Magic realism is also, at its best, a rebarbative response to previous fictions about the same locale. One Hundred Years of Solitude confronts and debunks many of the colonialist myths about South America that were perpetuated by Joseph Conrad in Nostromo. Midnight's Children similarly responds to the coy, civilised world of E M Forster's Passage to India by blowing a big literary raspberry in its face. Unfortunately Thomas Wharton, in his new "magic-realist" novel, does not have the luxury of responding to familiar, past fictions, because he has chosen, as his setting, 18th-century Hungary. Not even those most familiar with Hungarian literature could cite many novels that explore this period. The inter- textuality that makes the best magic-realist novels so engagingly rebellious is lost here, as Wharton struggles to establish a credible "exotic" landscape.
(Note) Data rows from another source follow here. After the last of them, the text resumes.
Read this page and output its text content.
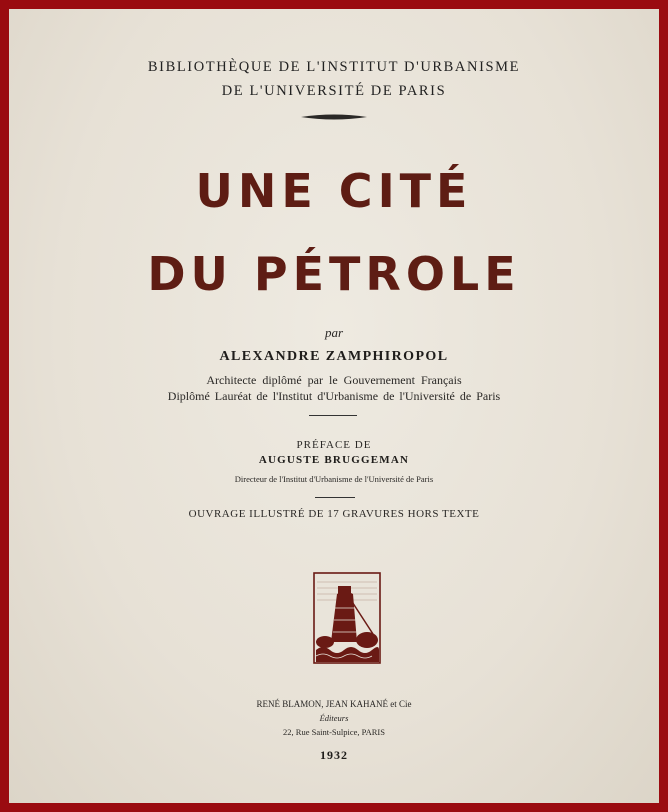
BIBLIOTHÈQUE DE L'INSTITUT D'URBANISME
DE L'UNIVERSITÉ DE PARIS
UNE CITÉ
DU PÉTROLE
par
ALEXANDRE ZAMPHIROPOL
Architecte diplômé par le Gouvernement Français
Diplômé Lauréat de l'Institut d'Urbanisme de l'Université de Paris
PRÉFACE DE
AUGUSTE BRUGGEMAN
Directeur de l'Institut d'Urbanisme de l'Université de Paris
OUVRAGE ILLUSTRÉ DE 17 GRAVURES HORS TEXTE
RENÉ BLAMON, JEAN KAHANÉ et Cie
Éditeurs
22, Rue Saint-Sulpice, PARIS
1932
The plot line is, in itself, not original: an eccentric, malicious Hungarian count invites a famous English printer, Nicholas Flood, to his castle and orders him to produce an "infinite" book. Employing a somewhat tired Borgesian trope, Wharton makes the castle a conundrum of revolving doors and moving floors, but never really offers the reader an interesting riddle. Flood finds redemption in the arms of the count's strange but desirable daughter, Irena. When their romance is discovered, Flood is imprisoned and left to languish there for ten years. He is eventually released by his daughter, whom he had no idea existed. Together, they set off on the count's bizarre ship on a round-the-world romp in search of Irena. Their travels take them to Venice, Alexandria, China, South Africa and eventually to London.
When the characters start rushing hectically around the world - as they also did in Angela Carter's Nights at the Circus, which begins with such a convincing portrayal of London - it is a sure sign that a magic-realist novel has failed. The melodramatic events, the chunks of badly digested travel writing, blight Wharton's novel in much the same way as they did Carter's superior work. The final, London-based section is perhaps the most engaging because Wharton, at last, offers a realistic and convincing depiction of place; his evocation of London is not bad.
It's a shame that Salamander is such a disappointment, because Wharton's first novel, Icefields, was so promising. It succeeded because the whole thematic and imagistic structure grew out of one specific place - the town of Jasper in the Canadian Rockies, where Wharton grew up. He would do well to return there for his next fictional outing.